We vacate the portion of the judgment finding guilt on a separate offense of assault with a dangerous weapon. In re T.H.B., 670 A.2d 895, 903 (D.C.1996). In all other respects, the adjudication of delinquency is affirmed.
. She testified that the pictures she selected were of considerably younger children, perhaps ten or eleven, so that one had to figure out what they might have looked like in three or four years.
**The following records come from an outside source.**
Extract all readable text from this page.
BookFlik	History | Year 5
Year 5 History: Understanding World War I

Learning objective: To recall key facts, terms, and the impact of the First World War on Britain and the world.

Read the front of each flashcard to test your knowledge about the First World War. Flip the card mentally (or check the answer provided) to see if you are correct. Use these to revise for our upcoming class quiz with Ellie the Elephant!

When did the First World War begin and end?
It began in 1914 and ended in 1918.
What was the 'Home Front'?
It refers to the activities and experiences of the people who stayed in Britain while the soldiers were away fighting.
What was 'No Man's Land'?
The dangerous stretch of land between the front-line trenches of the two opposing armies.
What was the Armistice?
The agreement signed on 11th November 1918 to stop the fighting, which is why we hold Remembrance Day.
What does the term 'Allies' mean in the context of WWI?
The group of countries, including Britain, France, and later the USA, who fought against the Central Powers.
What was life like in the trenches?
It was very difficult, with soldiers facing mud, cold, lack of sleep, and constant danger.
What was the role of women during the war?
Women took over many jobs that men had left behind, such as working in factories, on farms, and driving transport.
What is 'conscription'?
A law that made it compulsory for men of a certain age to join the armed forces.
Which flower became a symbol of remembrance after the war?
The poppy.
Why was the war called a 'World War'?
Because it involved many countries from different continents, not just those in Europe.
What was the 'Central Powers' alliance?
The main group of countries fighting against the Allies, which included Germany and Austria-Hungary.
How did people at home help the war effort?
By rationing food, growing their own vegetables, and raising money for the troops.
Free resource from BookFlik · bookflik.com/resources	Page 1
. The witness made clear that the detective asked her for a positive identification: "He didn’t say look like, he said is anyone in this picture the individual who stabbed you.” The witness then continued: "I looked at the picture. I knew immediately. There was one individual who was in fact the individual who had stabbed me. But I wanted to take some time to make sure that that was the individual, and so I spent probably another half a minute, maybe, looking at the picture, maybe even a minute. And I identified the individual who, in my mind, there wasn’t any doubt was the young man who had stabbed me.... [W]hen I saw the picture, I instantly recognized the eyes, the same pout on the face, the face construct.” She said her degree of certainty of the identification was "hundred percent.” In cross-examination, she acknowledged that her precise words to the officer at the time were that "Number six [appellant] looks very clearly like the man who stabbed me.”
.The photograph itself was not included in the record transmitted to this court, so we proceed on the assumption of undue sugges-tivity.
. In finding the victim’s testimony "very very compelling," the court noted the care with which she described events, her focus on events, her description and her repeated statements of concern about not inculpating an innocent person by a misidentification.
. We also note that no objection was made to Detective Johnson’s rebuttal testimony at the *961motions hearing, and thus any inference that the court improperly used the testimony to determine admissibility would need to survive plain error review. Harris v. United States, 602 A.2d 154, 159 (D.C.1992). Here, the government made no reference to the detective’s testimony in its argument on admissibility. Additionally, when the court summarized all the evidence that had been put forth, it acknowledged that the detective's testimony was of limited use. We therefore see no basis for finding plain error in the admissibility adjudication.
. While in theory, this might lead simply to eliminating the "armed” element of robbery and retaining the assault with a dangerous weapon as a separate offense, the government makes no specific argument for such a disposition and we therefore do not explore it further, particularly in the context of a juvenile adjudication for the reason stated.